Sembrava tutto facile, tutto scritto all’Etihad Stadium per la corazzata Manchester City. Avversario di turno era il “povero” Wigan, squadretta di Championship (serie B inglese) senza troppe pretese, se non una voglia matta di dimostrare il proprio valore, non avendo nulla da perdere al cospetto di un avversario sulla carta impossibile da sconfiggere. Invece accade quello che non t’aspetti. Quello che nessuno si aspetta. Il City sottovaluta l’impegno e il Wigan, coraggioso e per nulla rinunciatario, va ben presto sullo 0-2. I padroni di casa provano la rimonta nel finale (1-2 di Nasri viziato da fuorigioco di Lescott), prendendo anche tre legni, ma non basta. A passare sono gli ospiti: un miracolo sportivo. Ma… aspetta un secondo… 11 maggio 2013, Wembley, finale di FA Cup. Manchester City 0 – Wigan Athletic 1Stesse squadre, stesso risultato.

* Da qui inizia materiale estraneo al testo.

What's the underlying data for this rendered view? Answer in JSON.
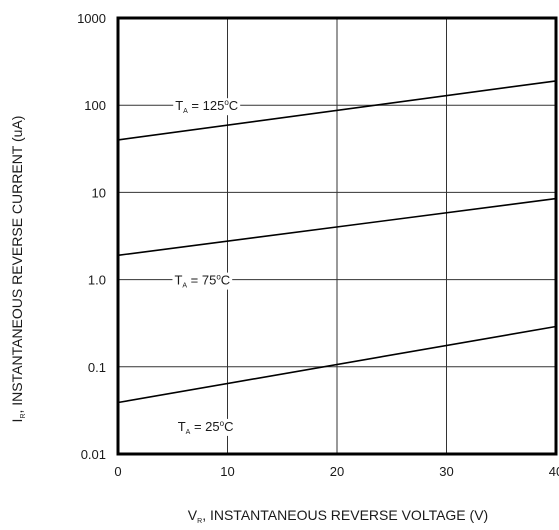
{
  "chart_data": {
    "type": "line",
    "x_axis": {
      "label_main": "V",
      "label_sub": "R",
      "label_rest": ", INSTANTANEOUS REVERSE VOLTAGE (V)",
      "range": [
        0,
        40
      ],
      "ticks": [
        {
          "value": 0,
          "label": "0"
        },
        {
          "value": 10,
          "label": "10"
        },
        {
          "value": 20,
          "label": "20"
        },
        {
          "value": 30,
          "label": "30"
        },
        {
          "value": 40,
          "label": "40"
        }
      ]
    },
    "y_axis": {
      "label_main": "I",
      "label_sub": "R",
      "label_rest": ",  INSTANTANEOUS REVERSE CURRENT (uA)",
      "scale": "log",
      "range": [
        0.01,
        1000
      ],
      "ticks": [
        {
          "value": 0.01,
          "label": "0.01"
        },
        {
          "value": 0.1,
          "label": "0.1"
        },
        {
          "value": 1,
          "label": "1.0"
        },
        {
          "value": 10,
          "label": "10"
        },
        {
          "value": 100,
          "label": "100"
        },
        {
          "value": 1000,
          "label": "1000"
        }
      ]
    },
    "grid": true,
    "series": [
      {
        "label_main": "T",
        "label_sub": "A",
        "label_value": " = 125",
        "label_deg": "o",
        "label_unit": "C",
        "points": [
          [
            0,
            40
          ],
          [
            40,
            190
          ]
        ],
        "label_at": {
          "x": 8.1,
          "y": 100
        }
      },
      {
        "label_main": "T",
        "label_sub": "A",
        "label_value": " = 75",
        "label_deg": "o",
        "label_unit": "C",
        "points": [
          [
            0,
            1.9
          ],
          [
            40,
            8.5
          ]
        ],
        "label_at": {
          "x": 7.7,
          "y": 1.0
        }
      },
      {
        "label_main": "T",
        "label_sub": "A",
        "label_value": " = 25",
        "label_deg": "o",
        "label_unit": "C",
        "points": [
          [
            0,
            0.039
          ],
          [
            40,
            0.29
          ]
        ],
        "label_at": {
          "x": 8.0,
          "y": 0.021
        }
      }
    ]
  }
}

Il Wigan ormai conscio della retrocessione (l’anno scorso giocava in Premier League), da tutto quel che ha contro i più blasonati avversari che snobbano l’impegno e si sentono già campioni e passa al 91’: partita, coppa e trofeo.

Maledizione per i Citizens, miracolo per quelli del Wigan? O forse forse i campioni non hanno imparato la lezione?

Se il calcio insegna questi valori, di non mollare mai, di crederci sempre, di non sottovalutare l’avversario, di non lasciare nulla al caso specialmente ai massimi livelli, un’altra, forse più importante arriva dal pubblico: stadi pieni, tifo sfrenato e una spinta incredibile alla squadra anche nelle situazioni più impossibili.

Nell’FA Cup (il trofeo più antico del mondo), competono tutte le squadre dalla Premier League alle categorie inferiori, con turni eliminatori lunghissimi e un sacco di partite di qualificazione. Nell’FA Cup, non conta in che serie militi una squadra: ci saranno i tifosi al seguito, l’allenatore schiererà i titolari e fino al 90’ ci sarà battaglia col coltello trai denti.

Nell’FA Cup, non conta solo passare il tempo e sperare di uscire, le squadre di serie B o serie C non partono battute, ma se la giocano e spesso arrivano in fondo.

In Italia i quarti di Coppa Italia sono buttati lì, a metà gennaio, tra un turno di campionato e l’altro, dove sia i top team sia le squadre delle serie minori infarciscono la formazione di seconde linee, sperando di arrivare al 90° senza che nessuno si faccia male e di chiudere al più presto quest’agonia. (Lo stesso avviene anche in Europa League, dove tante squadre preferiscono uscire per concentrarsi sul campionato. Per arrivare dove poi? Quinti? Sesti? Fare 56 invece che 53 punti? Inspiegabile).

Perché anche da noi, invece, la coppa nazionale non viene giocata a marzo o comunque nel fine settimana così da creare più suspense e dare più valore alla stessa? Perché la coppa deve sempre essere vista come un sacrificio e non un’opportunità?

Ah già, siamo nello stesso paese dove i tifosi di una squadra si scagliano e scioperano contro il loro presidente perché quest’ultimo (dopo aver salvato la società dal tracollo finanziario e rateato gli enormi debiti) seguendo un principio di austerità, per semplicemente mandare avanti la baracca, ha tolto loro rimborsi spese, biglietti pagati, soldi per le coreografie e via discorrendo… E questa squadra ha vinto una Coppa Italia non più tardi di maggio 2013.

Ah già, ma tanto è la Coppa Italia…

Il calcio è passione, non è un business.